As of August 2025, Blue Islands operated the following aircraft:

Final fleet
| Aircraft | In fleet | Orders | Passengers | Notes |
| ATR 72-500 | 2 | — | 68 |  |
| 1 | 70 |
| 1 | 72 |
| ATR 72-600 | 1 | — | 72 |  |
| Total | 5 | — |  |  |

==Incidents and accidents==
- On 16 June 2012, an ATR 42-320 (registration G-DRFC), operating flight number SI308, suffered a collapse of the left main landing gear while taxiing after landing at Jersey Airport. The aircraft's left propeller and wing tip were damaged after striking the ground, subsequently writing off the aircraft. There were three crew operating the flight and 40 passengers traveling on board. An investigation conducted by the Air Accident Investigation Branch found that the captain was conducting line training for a pilot who had recently joined the company and a 3g acceleration spike was recorded on touchdown, higher than usual.
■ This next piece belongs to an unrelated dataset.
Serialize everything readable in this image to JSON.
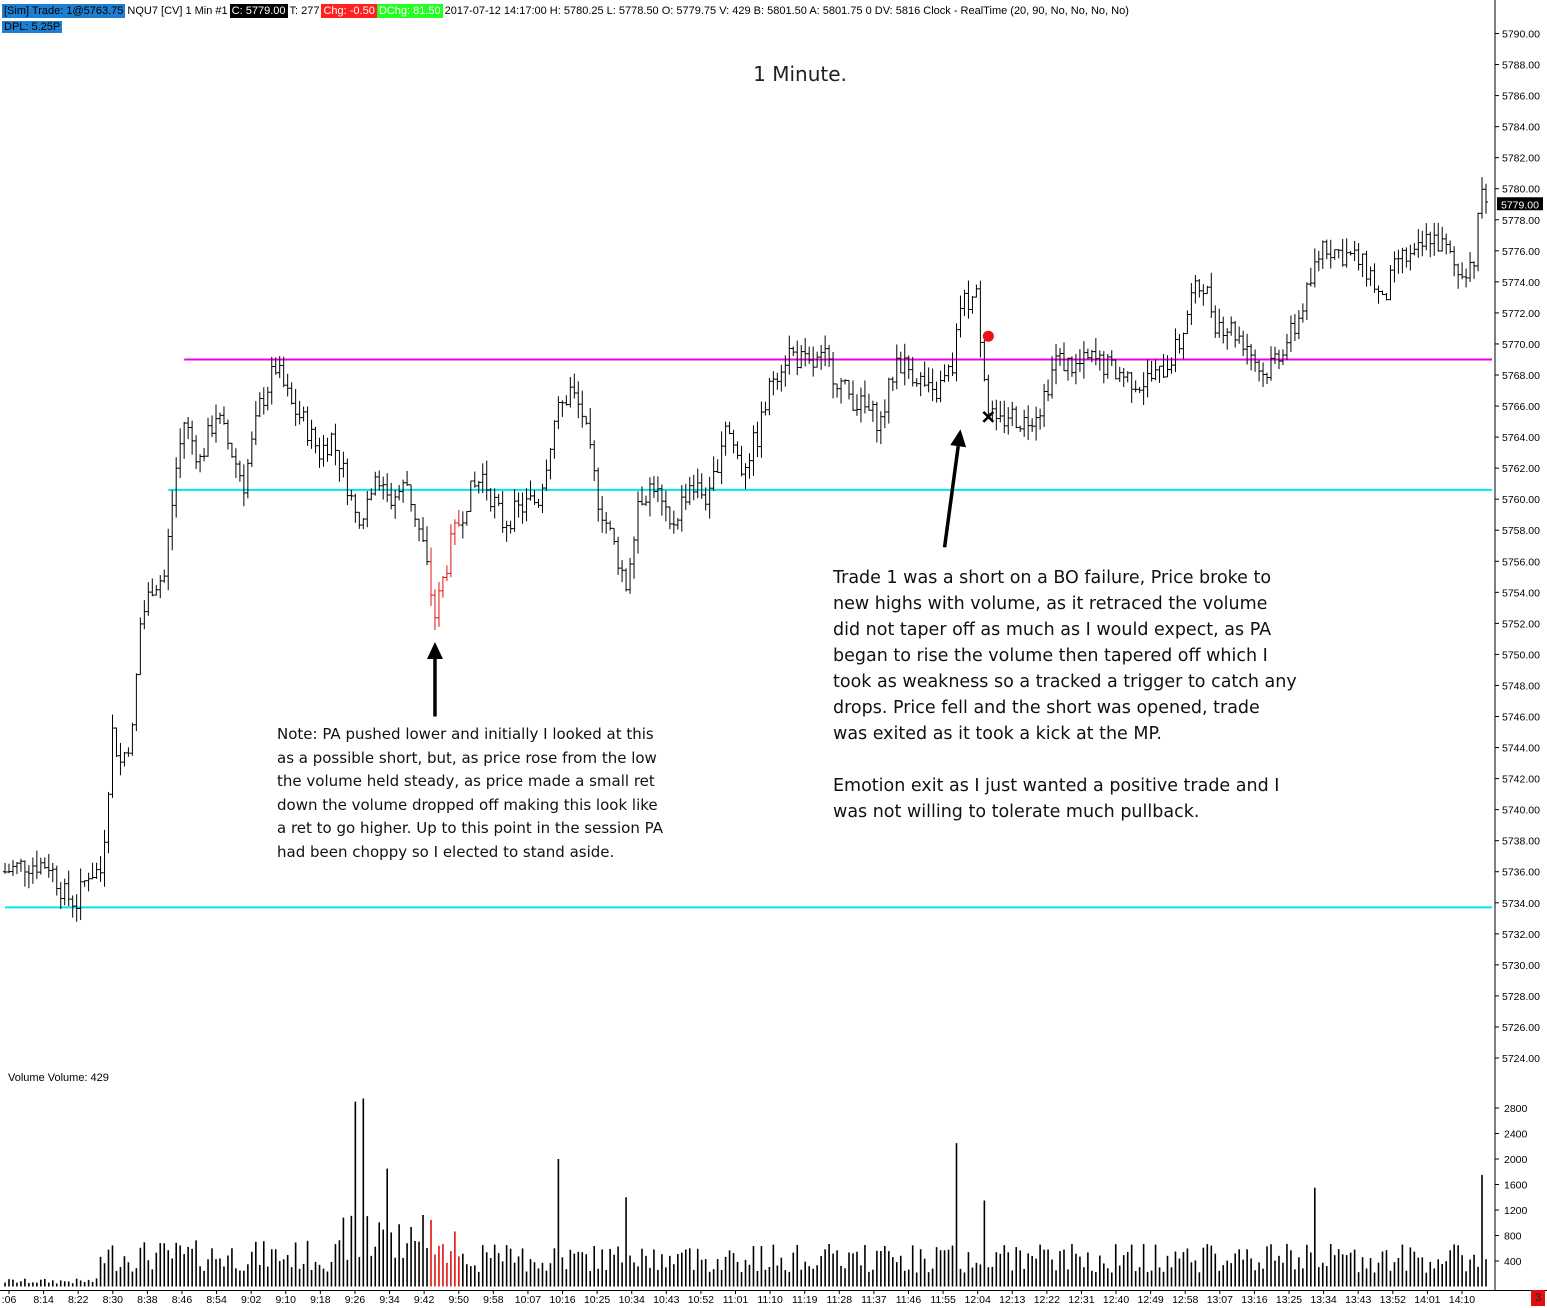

The investigation determined that fatigue sustained in the lifecycle of the landing gear led to a crack which ultimately resulted in complete failure of the left landing gear. There were no injuries in the incident, except for four passengers injured during the evacuation.
- In November 2016, one of Blue Islands' ATR 72s was damaged by Storm Angus whilst parked at Guernsey Airport. A piece of airport equipment hit the aircraft, leaving a large dent in its fuselage. An ATR 72-200 was leased from Danish Air Transport as a backup aircraft.